Fillon se serait fait harceler en permanence à coup de bruyantes casseroles
et se ferait fait renvoyer à la figure l’emploi fictif de sa femme à la moindre
mesure impopulaire.
Mélenchon est tellement clivant tant par sa personnalité que par son
programme, qu’il se serait pris, en permanence, son agressivité dans la tronche
tel un boomerang.
Le Pen subirait exactement le même sort avec, en plus, à affronter les
hordes déchainées « d’anti-fascistes ».
Quand à Macron, dont le programme est pourtant potentiellement le plus
fédérateur, il serait confronté à tous ceux qui lui reprochent en vrac d’être
un ancien banquier, d’être pro-européen et de ne pas rejeter la mondialisation
mais de vouloir que la France y trouve sa place. Sans compter ceux qui en font
le successeur de Hollande. Et ça fait hélas beaucoup de monde.
Cet état d’esprit de guerre civile est largement entretenu par les
professionnels de la contestation et de l’indignation tout azimut qui
n’imaginent la politique que comme un combat non pas d’idées mais d’idéologies,
mettant face à face les bons contre les méchants, les corrompus contre les
intègres, les solidaires contre les égoïstes ou les nantis contre les
« plus démunis ».
Les débats deviennent inutiles tant chacun est ancré dans ses confortables
certitudes souvent basées sur des slogans vides, des contre-vérités quelques
fois calomnieuses et une ignorance crasse des mécanismes économiques,
sociologiques et politiques.
Certes les lycéens qui manifestent ne sont qu’une poignée mais cette
violence et ce dogmatisme ont le trouve largement répandu sur les réseaux
sociaux et bien au-delà.
Même si les périodes électorales se prêtent aux excès, on ne peut pas, comme
l’affirment violemment ces jeunes décérébrés, niquer les élections. On ne peut
pas tout remettre en cause et rejeter violemment l’alternative choisie
démocratiquement par les citoyens sous prétexte que ce n’est pas notre
choix.
Notre système démocratique a ses défauts, il peut certainement être
amélioré, mais on ne peut pas remettre en cause la légitimité de celui ou de
celle qui aura été désigné par les citoyens pour prendre les décisions au nom
de la collectivité. La démocratie suppose le respect du choix de la majorité
(même relative).
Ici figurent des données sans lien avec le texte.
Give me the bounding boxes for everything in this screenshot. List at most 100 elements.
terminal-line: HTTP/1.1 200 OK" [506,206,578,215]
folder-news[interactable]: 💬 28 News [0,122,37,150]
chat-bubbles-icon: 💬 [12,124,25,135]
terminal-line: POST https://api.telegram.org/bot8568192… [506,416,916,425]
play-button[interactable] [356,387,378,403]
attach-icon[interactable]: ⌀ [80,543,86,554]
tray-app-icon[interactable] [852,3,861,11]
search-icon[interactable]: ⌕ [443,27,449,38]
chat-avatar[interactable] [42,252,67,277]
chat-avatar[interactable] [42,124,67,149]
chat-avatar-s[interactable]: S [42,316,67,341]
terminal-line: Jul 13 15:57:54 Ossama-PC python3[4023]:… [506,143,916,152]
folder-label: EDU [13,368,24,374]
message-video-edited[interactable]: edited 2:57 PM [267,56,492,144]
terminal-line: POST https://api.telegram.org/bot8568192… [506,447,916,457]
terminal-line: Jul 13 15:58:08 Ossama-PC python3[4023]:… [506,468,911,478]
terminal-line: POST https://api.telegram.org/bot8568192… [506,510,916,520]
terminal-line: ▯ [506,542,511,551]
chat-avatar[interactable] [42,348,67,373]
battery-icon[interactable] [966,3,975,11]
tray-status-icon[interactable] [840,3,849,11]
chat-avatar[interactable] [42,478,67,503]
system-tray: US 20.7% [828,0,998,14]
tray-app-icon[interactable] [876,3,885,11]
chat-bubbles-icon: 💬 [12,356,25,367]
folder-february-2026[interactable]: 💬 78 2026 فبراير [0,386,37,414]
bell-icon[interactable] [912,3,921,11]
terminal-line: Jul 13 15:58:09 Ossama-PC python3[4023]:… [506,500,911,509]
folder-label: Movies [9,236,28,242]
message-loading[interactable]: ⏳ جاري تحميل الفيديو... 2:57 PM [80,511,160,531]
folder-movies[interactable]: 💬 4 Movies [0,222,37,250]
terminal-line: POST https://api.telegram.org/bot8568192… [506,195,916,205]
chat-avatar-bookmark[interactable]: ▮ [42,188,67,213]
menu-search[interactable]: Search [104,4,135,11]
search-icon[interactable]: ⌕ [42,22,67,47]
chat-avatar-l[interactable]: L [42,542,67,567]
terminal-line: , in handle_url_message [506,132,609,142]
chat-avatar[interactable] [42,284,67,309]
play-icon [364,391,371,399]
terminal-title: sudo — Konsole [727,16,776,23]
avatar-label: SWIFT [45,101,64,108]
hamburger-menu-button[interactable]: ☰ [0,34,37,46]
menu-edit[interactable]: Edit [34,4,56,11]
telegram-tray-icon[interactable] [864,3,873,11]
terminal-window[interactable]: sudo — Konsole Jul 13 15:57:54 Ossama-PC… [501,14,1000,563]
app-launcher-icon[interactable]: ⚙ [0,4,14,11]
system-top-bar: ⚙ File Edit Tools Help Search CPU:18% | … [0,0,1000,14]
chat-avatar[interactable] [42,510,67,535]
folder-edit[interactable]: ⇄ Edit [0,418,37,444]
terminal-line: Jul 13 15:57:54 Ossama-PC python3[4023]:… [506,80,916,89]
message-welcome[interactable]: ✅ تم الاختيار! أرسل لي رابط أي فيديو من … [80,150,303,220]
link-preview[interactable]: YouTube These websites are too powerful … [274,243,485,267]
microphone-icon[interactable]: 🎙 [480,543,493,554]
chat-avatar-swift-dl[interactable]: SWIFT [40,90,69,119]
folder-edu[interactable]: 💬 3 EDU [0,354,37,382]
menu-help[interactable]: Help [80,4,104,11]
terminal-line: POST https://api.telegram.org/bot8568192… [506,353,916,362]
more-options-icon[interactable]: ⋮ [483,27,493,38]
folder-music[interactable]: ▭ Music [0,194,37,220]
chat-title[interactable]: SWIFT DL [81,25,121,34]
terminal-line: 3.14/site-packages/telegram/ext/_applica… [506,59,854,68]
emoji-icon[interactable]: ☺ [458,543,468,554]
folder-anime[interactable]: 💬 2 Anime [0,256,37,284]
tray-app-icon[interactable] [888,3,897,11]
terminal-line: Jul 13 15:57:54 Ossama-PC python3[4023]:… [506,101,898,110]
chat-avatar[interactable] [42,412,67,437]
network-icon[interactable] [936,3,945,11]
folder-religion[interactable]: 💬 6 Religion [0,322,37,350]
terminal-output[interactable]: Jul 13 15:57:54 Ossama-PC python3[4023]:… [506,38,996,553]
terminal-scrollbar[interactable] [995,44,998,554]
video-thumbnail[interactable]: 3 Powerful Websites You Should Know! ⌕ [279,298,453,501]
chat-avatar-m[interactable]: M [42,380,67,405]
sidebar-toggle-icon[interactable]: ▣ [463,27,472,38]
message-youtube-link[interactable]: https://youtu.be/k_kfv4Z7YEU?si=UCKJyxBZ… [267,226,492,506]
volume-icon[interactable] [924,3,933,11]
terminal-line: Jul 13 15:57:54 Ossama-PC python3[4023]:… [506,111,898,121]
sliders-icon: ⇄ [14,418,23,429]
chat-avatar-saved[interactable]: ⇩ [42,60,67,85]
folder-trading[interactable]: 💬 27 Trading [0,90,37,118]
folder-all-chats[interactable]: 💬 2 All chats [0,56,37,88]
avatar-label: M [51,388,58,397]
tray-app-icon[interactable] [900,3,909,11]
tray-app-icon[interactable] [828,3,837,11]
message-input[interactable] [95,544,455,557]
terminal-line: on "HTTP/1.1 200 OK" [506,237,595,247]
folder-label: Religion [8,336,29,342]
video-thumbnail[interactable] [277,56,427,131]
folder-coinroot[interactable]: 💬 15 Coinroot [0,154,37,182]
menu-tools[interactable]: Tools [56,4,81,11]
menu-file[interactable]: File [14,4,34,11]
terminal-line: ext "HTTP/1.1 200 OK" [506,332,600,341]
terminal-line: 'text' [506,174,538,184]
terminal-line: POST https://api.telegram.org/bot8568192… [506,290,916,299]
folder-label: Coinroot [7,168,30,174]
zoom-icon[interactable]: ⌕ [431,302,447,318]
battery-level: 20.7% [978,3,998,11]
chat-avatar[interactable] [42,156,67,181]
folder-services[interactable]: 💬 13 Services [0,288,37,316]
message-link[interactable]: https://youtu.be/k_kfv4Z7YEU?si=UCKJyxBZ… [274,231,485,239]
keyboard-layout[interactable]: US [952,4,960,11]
Or, sous une forme ou sous une autre c’est bien ce que
contestent beaucoup poussés en cela par des politiques irresponsables qui n’ont
pas arrêté de leur expliquer qu’il fallait tout balayer sans nuance et sans
tarder.
Il est vraiment à craindre que ces apprentis sorciers aient libéré une vague
de violence et de ressentiments qui sera difficile à endiguer.
Le prochain Président de la République sera nécessairement mal élu, il sera
confronté dès le début de son mandat à toutes sortes de critiques, de
railleries et de suspicions, et sans majorité franche pour le soutenir, il fort
probable qu’il ne puisse que décevoir.
Quel qu’il soit, on ne peut s’en réjouir, car de ces situations ne peuvent sortir qu’un régime autoritaire ou populiste.